On a recent trip to the Paso Robles region of Central California, I was introduced to a program called SIP™, an acronym for Sustainability in Practice. This initiative is a project of the Central Coast Vineyard Team (CCVT), which has devised a certification program to designate vineyards that pass a peer review assessment for sustainability, not just in farming but in energy efficiency and social equity as well.

CCVT was founded in 1995 to help local growers and winemakers “farm in a way that benefits agricultural environmental and community interests.” Since that time, it has grown to include more than 300 member farms and wineries that together farm in excess of 60,000 acres of prime Central Coast real estate. The group provides an intriguing example of how local associations can direct the industry towards greater awareness and compliance with sustainable winemaking principles.

Shortly after its inception, the CCVT created a “Positive Points System” that encouraged winegrowers to voluntarily review their practices and answer a series of questions for which they were awarded points.

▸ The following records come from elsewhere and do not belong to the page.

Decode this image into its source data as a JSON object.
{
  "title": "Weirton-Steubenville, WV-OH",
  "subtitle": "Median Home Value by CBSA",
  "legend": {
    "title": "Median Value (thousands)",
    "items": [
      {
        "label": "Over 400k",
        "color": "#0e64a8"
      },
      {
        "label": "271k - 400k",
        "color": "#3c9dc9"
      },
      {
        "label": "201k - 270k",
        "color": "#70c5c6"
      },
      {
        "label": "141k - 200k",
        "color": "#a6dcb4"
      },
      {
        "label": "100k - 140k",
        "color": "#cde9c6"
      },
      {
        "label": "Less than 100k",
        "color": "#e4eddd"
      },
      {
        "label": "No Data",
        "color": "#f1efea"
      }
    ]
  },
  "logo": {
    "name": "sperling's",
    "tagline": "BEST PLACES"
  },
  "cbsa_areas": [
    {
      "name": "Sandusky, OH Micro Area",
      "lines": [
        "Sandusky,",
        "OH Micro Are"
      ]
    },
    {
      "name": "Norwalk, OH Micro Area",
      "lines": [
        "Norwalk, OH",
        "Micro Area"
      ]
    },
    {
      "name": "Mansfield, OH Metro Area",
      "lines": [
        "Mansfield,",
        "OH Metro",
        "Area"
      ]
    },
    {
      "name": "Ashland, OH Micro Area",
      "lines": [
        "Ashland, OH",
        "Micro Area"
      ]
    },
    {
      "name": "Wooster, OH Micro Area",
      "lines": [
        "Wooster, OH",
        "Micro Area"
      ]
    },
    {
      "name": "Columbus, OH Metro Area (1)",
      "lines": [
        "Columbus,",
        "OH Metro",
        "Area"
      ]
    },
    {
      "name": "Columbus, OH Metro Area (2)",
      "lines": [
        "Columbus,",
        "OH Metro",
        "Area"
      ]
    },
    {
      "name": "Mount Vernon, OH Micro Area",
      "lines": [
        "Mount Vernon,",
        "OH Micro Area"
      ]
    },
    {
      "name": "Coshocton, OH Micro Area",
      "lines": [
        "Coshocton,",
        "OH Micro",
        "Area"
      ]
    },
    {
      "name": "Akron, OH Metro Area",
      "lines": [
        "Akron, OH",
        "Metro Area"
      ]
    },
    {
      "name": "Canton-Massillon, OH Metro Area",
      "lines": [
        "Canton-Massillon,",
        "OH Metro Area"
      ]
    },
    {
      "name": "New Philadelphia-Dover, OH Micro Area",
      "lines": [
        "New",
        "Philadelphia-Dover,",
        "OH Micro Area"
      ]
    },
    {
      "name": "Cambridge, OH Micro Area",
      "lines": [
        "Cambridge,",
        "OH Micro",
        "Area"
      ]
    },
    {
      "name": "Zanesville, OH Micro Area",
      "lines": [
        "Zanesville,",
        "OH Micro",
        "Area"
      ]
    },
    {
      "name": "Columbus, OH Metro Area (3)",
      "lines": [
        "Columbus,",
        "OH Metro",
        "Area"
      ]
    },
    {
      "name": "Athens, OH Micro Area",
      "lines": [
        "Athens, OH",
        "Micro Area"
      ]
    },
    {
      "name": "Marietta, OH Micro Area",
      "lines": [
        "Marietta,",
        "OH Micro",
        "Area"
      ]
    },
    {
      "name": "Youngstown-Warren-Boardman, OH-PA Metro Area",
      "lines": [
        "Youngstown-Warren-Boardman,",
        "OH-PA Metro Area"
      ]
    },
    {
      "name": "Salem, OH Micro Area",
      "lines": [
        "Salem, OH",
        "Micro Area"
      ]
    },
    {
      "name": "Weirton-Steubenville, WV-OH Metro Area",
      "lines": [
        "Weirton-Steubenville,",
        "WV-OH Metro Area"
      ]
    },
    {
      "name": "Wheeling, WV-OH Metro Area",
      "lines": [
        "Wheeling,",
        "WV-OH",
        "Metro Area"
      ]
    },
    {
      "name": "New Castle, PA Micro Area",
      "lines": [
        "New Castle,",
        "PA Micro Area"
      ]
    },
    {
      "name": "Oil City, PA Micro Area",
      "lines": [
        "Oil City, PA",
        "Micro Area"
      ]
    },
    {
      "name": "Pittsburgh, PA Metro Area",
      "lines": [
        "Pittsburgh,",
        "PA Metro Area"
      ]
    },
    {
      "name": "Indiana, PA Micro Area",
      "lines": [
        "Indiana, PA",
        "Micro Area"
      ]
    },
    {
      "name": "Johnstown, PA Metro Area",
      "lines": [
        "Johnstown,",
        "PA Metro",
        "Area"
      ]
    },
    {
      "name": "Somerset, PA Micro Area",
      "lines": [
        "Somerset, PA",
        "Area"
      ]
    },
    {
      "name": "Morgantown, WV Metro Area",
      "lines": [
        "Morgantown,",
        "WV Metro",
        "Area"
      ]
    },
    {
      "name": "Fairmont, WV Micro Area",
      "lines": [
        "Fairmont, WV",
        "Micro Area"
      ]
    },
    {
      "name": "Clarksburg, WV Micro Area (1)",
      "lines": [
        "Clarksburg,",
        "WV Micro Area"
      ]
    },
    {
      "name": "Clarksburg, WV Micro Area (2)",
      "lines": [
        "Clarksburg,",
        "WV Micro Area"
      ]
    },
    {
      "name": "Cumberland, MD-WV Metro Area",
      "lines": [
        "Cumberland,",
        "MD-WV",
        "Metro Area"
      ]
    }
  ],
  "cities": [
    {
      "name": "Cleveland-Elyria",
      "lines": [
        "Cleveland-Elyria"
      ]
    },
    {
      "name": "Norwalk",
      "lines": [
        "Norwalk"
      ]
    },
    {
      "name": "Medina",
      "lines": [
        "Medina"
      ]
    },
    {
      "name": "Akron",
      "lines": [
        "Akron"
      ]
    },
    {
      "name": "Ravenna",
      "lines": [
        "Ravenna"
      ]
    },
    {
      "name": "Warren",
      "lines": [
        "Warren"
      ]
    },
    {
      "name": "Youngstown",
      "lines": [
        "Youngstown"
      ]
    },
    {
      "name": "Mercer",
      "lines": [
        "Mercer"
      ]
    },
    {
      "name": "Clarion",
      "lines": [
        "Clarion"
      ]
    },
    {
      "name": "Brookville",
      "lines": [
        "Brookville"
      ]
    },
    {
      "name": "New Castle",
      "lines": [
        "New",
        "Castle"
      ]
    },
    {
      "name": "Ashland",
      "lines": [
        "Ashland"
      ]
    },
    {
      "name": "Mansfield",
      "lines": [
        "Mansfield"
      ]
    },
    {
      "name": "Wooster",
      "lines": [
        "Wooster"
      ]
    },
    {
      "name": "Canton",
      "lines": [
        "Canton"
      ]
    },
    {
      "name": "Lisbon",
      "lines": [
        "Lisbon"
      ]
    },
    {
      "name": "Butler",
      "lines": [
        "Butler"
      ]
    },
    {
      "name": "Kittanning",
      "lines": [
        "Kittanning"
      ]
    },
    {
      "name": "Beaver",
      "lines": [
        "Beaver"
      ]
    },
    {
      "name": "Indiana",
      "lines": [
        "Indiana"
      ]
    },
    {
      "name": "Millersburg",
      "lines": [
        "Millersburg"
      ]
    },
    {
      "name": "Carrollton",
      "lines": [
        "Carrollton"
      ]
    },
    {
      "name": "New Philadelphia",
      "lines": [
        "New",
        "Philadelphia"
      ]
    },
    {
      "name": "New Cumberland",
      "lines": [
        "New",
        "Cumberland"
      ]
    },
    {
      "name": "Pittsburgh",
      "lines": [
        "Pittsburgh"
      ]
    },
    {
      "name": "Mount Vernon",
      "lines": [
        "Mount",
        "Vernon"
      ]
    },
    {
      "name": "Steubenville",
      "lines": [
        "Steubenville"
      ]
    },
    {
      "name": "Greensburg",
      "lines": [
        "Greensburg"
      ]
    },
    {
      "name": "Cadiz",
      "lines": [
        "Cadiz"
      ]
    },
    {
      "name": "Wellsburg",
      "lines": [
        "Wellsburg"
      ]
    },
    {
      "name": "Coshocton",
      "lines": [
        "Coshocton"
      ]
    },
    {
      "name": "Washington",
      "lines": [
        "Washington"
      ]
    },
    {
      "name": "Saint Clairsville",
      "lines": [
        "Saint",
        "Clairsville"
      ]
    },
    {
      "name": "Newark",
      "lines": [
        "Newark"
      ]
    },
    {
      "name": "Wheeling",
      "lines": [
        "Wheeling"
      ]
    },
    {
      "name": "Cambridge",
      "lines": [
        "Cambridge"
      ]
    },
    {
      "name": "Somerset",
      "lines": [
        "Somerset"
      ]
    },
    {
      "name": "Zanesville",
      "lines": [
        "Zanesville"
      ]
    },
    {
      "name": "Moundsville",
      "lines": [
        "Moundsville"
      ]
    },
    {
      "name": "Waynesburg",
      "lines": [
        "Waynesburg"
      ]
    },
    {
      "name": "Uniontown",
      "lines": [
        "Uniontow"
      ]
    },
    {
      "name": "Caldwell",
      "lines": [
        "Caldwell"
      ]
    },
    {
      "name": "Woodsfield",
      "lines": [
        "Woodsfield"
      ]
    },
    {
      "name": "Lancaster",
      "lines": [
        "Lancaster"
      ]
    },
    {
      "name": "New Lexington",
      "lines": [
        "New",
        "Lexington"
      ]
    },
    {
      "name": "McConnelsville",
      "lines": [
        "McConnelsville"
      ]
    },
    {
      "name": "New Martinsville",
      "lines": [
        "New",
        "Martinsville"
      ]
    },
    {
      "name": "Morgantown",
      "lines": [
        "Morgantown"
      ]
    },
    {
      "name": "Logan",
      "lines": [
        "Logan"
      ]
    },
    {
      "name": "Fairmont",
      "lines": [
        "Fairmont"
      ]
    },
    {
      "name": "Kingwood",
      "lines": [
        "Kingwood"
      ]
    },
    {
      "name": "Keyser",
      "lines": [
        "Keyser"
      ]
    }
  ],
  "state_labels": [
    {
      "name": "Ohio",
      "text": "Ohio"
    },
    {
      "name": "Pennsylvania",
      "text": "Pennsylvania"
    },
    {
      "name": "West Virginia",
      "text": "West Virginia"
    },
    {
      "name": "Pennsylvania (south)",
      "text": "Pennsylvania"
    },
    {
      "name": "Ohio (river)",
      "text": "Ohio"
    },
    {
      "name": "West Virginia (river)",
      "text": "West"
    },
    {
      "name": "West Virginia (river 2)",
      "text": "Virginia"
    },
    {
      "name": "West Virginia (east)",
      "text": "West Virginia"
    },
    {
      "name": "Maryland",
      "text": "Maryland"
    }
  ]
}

The self- assessment addressed issues such as water use, soil erosion and chemical usage.

But it also went beyond the environmental effects of winemaking by asking about worker safety and how wineries interact with their employees – many of whom are Spanish-speaking immigrants and migrant workers.

More than 750 growers and wineries, including non-members, completed the assessment. Though it provided revealing data and a snapshot of what was going on in the region, the program’s real benefit may have been to provide a wake-up call to growers, who took the time to assess what they were doing on a day-to-day basis. By answering questions, they were forced to evaluate their practices and perhaps think about issues that they had not fully considered before.

In 2002, a group of CCVT members determined the next step would be the introduction of a peer-reviewed certification system to evaluate the sustainability practices of members and award them for participating and achieving certain standards. Sustainability in Practice was born.

Wineries can achieve organic or biodynamic certification for their farming practices, but the CCVT went a step further. The SIP certification includes additional factors that play a role in sustainable and responsible farming and winemaking, including social aspects and energy conservation. (An SIP designation does not equate or lead to organic or biodynamic certification.)

In 2008, the pilot program was completed and 14 vineyards from Santa Barbara to Monterey were deemed to have achieved the SIP standards. Today there are 24 vineyards with SIP certification and five wineries – Halter Ranch, Baileyana-Tangent, Pomar Vineyards, D’Anbino Vineyards and Cellars, and the Robert Hall Winery – that carry the SIP-designated seal on their bottles.

To qualify for the seal, a winery must have 85 percent of their wines SIP-certified from, as they say, block to bottle. This means that an independent auditor has identified the vineyards to be in compliance with SIP standards.

The SIP program is open to all California wineries. It’s a seminal program and, like all new initiatives, there are areas of concern and disagreement. But the CCVT has come a long way in creating a framework for responsible stewardship of a growing industry.

I, for one, will look forward to seeing more SIP seals on bottles in the future.